{"title":"Min-Deviation-Flow in Bi-directed Graphs for T-Mesh Quantization","authors":"Martin Heistermann, Jethro Warnett, D. Bommes","doi":"10.1145/3592437","DOIUrl":null,"url":null,"abstract":"Subdividing non-conforming T-mesh layouts into conforming quadrangular meshes is a core component of state-of-the-art (re-)meshing methods. Typically, the required constrained assignment of integer lengths to T-Mesh edges is left to generic branch-and-cut solvers, greedy heuristics, or a combination of the two. This either does not scale well with input complexity or delivers suboptimal result quality. We introduce the Minimum-Deviation-Flow Problem in bi-directed networks (Bi-MDF) and demonstrate its use in modeling and efficiently solving a variety of T-Mesh quantization problems. We develop a fast approximate solver as well as an iterative refinement algorithm based on matching in graphs that solves Bi-MDF exactly. Compared to the state-of-the-art QuadWild [Pietroni et al. 2021] implementation on the authors' 300 dataset, our exact solver finishes after only 0.49% (total 17.06s) of their runtime (3491s) and achieves 11% lower energy while an approximation is computed after 0.09% (3.19s) of their runtime at the cost of 24% increased energy. A novel half-arc-based T-Mesh quantization formulation extends the feasible solution space to include previously unattainable quad meshes. The Bi-MDF problem is more general than our application in layout quantization, potentially enabling similar speedups for other optimization problems that fit into the scheme, such as quad mesh refinement.","PeriodicalId":7077,"journal":{"name":"ACM Transactions on Graphics (TOG)","volume":"44 1","pages":"1 - 25"},"PeriodicalIF":0.0000,"publicationDate":"2023-07-26","publicationTypes":"Journal Article","fieldsOfStudy":null,"isOpenAccess":false,"openAccessPdf":"","citationCount":"0","resultStr":null,"platform":"Semanticscholar","paperid":null,"PeriodicalName":"ACM Transactions on Graphics (TOG)","FirstCategoryId":"1085","ListUrlMain":"https://doi.org/10.1145/3592437","RegionNum":0,"RegionCategory":null,"ArticlePicture":[],"TitleCN":null,"AbstractTextCN":null,"PMCID":null,"EPubDate":"","PubModel":"","JCR":"","JCRName":"","Score":null,"Total":0}
引用次数: 0
Abstract
Subdividing non-conforming T-mesh layouts into conforming quadrangular meshes is a core component of state-of-the-art (re-)meshing methods. Typically, the required constrained assignment of integer lengths to T-Mesh edges is left to generic branch-and-cut solvers, greedy heuristics, or a combination of the two.
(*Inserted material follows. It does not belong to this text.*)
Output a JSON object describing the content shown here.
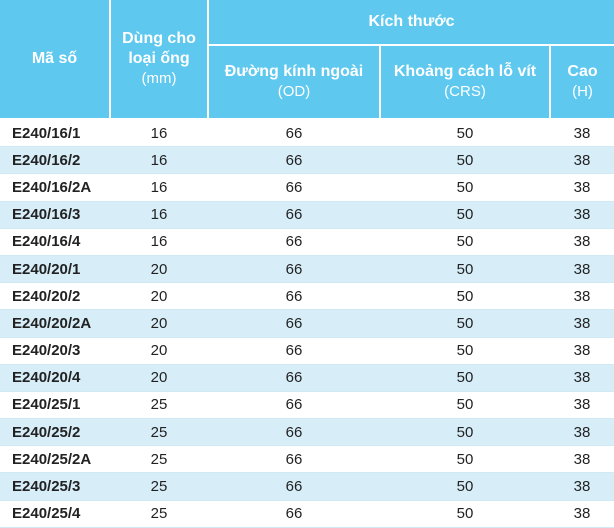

This either does not scale well with input complexity or delivers suboptimal result quality. We introduce the Minimum-Deviation-Flow Problem in bi-directed networks (Bi-MDF) and demonstrate its use in modeling and efficiently solving a variety of T-Mesh quantization problems. We develop a fast approximate solver as well as an iterative refinement algorithm based on matching in graphs that solves Bi-MDF exactly. Compared to the state-of-the-art QuadWild [Pietroni et al. 2021] implementation on the authors' 300 dataset, our exact solver finishes after only 0.49% (total 17.06s) of their runtime (3491s) and achieves 11% lower energy while an approximation is computed after 0.09% (3.19s) of their runtime at the cost of 24% increased energy. A novel half-arc-based T-Mesh quantization formulation extends the feasible solution space to include previously unattainable quad meshes. The Bi-MDF problem is more general than our application in layout quantization, potentially enabling similar speedups for other optimization problems that fit into the scheme, such as quad mesh refinement.
将不一致的t形网格划分为一致的四边形网格是最先进的(重新)网格划分方法的核心组成部分。通常,对T-Mesh边的整数长度的约束分配留给一般的分支-切割求解器、贪婪启发式算法或两者的组合。这要么不能很好地扩展输入复杂性,要么提供次优的结果质量。我们介绍了双向网络中的最小偏差流问题(Bi-MDF),并演示了它在建模和有效解决各种T-Mesh量化问题中的应用。我们开发了一种快速近似求解器和一种基于图中匹配的迭代优化算法,可以精确地求解Bi-MDF。与最先进的QuadWild [Pietroni et al. 2021]在作者的300个数据集上的实现相比,我们的精确求解器仅在运行时(3491秒)的0.49%(总计17.06秒)后完成,能耗降低11%,而在运行时的0.09%(3.19秒)后计算近似,能耗增加24%。一种新的基于半弧的t网格量化公式扩展了可行的解空间,包括以前无法实现的四元网格。Bi-MDF问题比我们在布局量化中的应用更普遍,潜在地为适合该方案的其他优化问题提供类似的加速,例如四网格细化。